James Bond: ça valait vraiment le coup d’attendre!

Le 25ème Bond de la série, No Time to Die, referme un chapitre de plus de 15 ans et nous réserve deux surprises colossales!

James Bond: ça valait vraiment le coup d’attendre!
D.R.

Cette critique est garantie «sans spoiler» et ce n’est pourtant pas l’envie qui manque de partager les twists que le dernier Bond nous réserve, tant ils sont énormes!

Le pitch

Les services secrets britanniques se sont fait voler une arme redoutable, qui conjugue poison mortel et ADN, par une organisation qui veut en pervertir l’usage et contaminer une bonne partie de la planète. James Bond leur serait bien utile mais cela fait cinq ans qu’il a pris sa retraite, disparu des radars et rompu avec la femme de sa vie (Léa Seydoux) qu’il soupçonnait de trahison. Quand il se rend compte que cette affaire le concerne directement, 007 va reprendre du service.
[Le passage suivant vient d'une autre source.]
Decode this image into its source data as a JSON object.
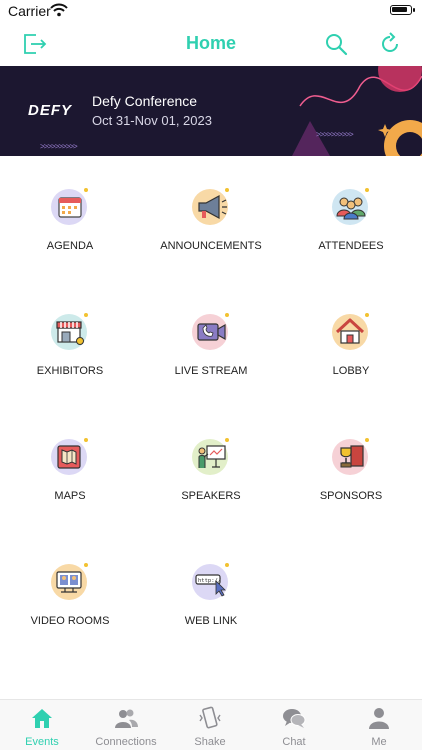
{
  "status": {
    "carrier": "Carrier"
  },
  "nav": {
    "title": "Home"
  },
  "event": {
    "logo": "DEFY",
    "name": "Defy Conference",
    "dates": "Oct 31-Nov 01, 2023"
  },
  "tiles": [
    {
      "label": "AGENDA",
      "icon": "calendar-icon"
    },
    {
      "label": "ANNOUNCEMENTS",
      "icon": "megaphone-icon"
    },
    {
      "label": "ATTENDEES",
      "icon": "people-icon"
    },
    {
      "label": "EXHIBITORS",
      "icon": "storefront-icon"
    },
    {
      "label": "LIVE STREAM",
      "icon": "video-call-icon"
    },
    {
      "label": "LOBBY",
      "icon": "house-icon"
    },
    {
      "label": "MAPS",
      "icon": "map-icon"
    },
    {
      "label": "SPEAKERS",
      "icon": "presenter-icon"
    },
    {
      "label": "SPONSORS",
      "icon": "trophy-icon"
    },
    {
      "label": "VIDEO ROOMS",
      "icon": "video-rooms-icon"
    },
    {
      "label": "WEB LINK",
      "icon": "web-link-icon"
    }
  ],
  "tabs": [
    {
      "label": "Events",
      "active": true,
      "icon": "house-icon"
    },
    {
      "label": "Connections",
      "active": false,
      "icon": "connections-icon"
    },
    {
      "label": "Shake",
      "active": false,
      "icon": "shake-phone-icon"
    },
    {
      "label": "Chat",
      "active": false,
      "icon": "chat-bubbles-icon"
    },
    {
      "label": "Me",
      "active": false,
      "icon": "person-icon"
    }
  ],
  "colors": {
    "accent": "#2fd0b0",
    "banner_bg": "#1c1730",
    "tab_inactive": "#8e8e93"
  }
}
Une mission qui mélange le travail et le privé

C’est une des caractéristiques de l’ère «Craig»: James Bond ne se contente pas de mouiller la chemise pour sauver le monde, il doit aussi gérer ses émotions et son histoire personnelle. De Casino Royale à No Time To Die, en passant par Spectre, les scénaristes agrémentent les aventures de 007 de secrets de famille et de véritables histoires d’amour. Cette fois, c’est dans le passé du personnage joué par Léa Seydoux que l’on va trouver des clés pour comprendre l’histoire.

Un scénario qui inverse les schémas

Ce qui est intéressant dans No Time to Die, c’est qu’il est à la fois respectueux de toutes les traditions « bondiennes » (les références visuelles mais aussi musicales parcourent le film) mais qu’il s’ingénie aussi à en prendre le contrepied. C’est ainsi qu’au début du film, Bond reprend du service pour la CIA et qu’il va s’employer à sauver la peau de… son pire ennemi.

Un méchant vraiment réussi

Un Bond sans un ennemi à sa hauteur, c’est comme une vodka Martini sans olive ! Dans le rôle de Lyutsifer Safin, Rami Malek fait oublier très vite le hacker de Mr.Robot ou le Freddie Mercury de Bohemian Rhapsody. Il est à la hauteur des plus tordus de ses prédécesseurs, Javier Bardem en tête. Outre l’interprétation qu’il en donne, proche du serpent venimeux, l’intérêt de ce méchant réside dans les liens secrets qu’il entretient avec l’enfance d’un des personnages principaux.

«007, it’s just a number»

Puisque tout le monde l’a cru mort pendant 5 ans, son matricule a été redistribué à une autre recrue, Nomi interprétée par Lashana Lynch. Cette quasi usurpation d’identité pourrait faire bondir les puristes de la série, si elle n’était pas traitée avec l’humour terriblement british dont les scénaristes ont saupoudré le film. Craig est toujours à la hauteur de sa (sombre) réputation mais, ici ou là, un sourire lui éclaire quand même un coin des lèvres ou le fond de ce regard qu’il a toujours très bleu.

Des coups de théâtre inouïs

Promis, on ne dira rien. Mais sachez que ce No Time to Die risque de vous laisser sans voix. Les scénaristes ont fait fort et signent un film qui restera comme une pièce unique dans l’histoire de la saga, qui nous avait jusqu’ici réservé bien des surprises mais jamais d’aussi puissantes. Avec ce 5ème Bond, Daniel Craig dit définitivement adieu à son personnage. Il tire sa révérence dignement et n’a absolument pas à rougir de ce dernier opus. Mission accomplie, Mister Craig!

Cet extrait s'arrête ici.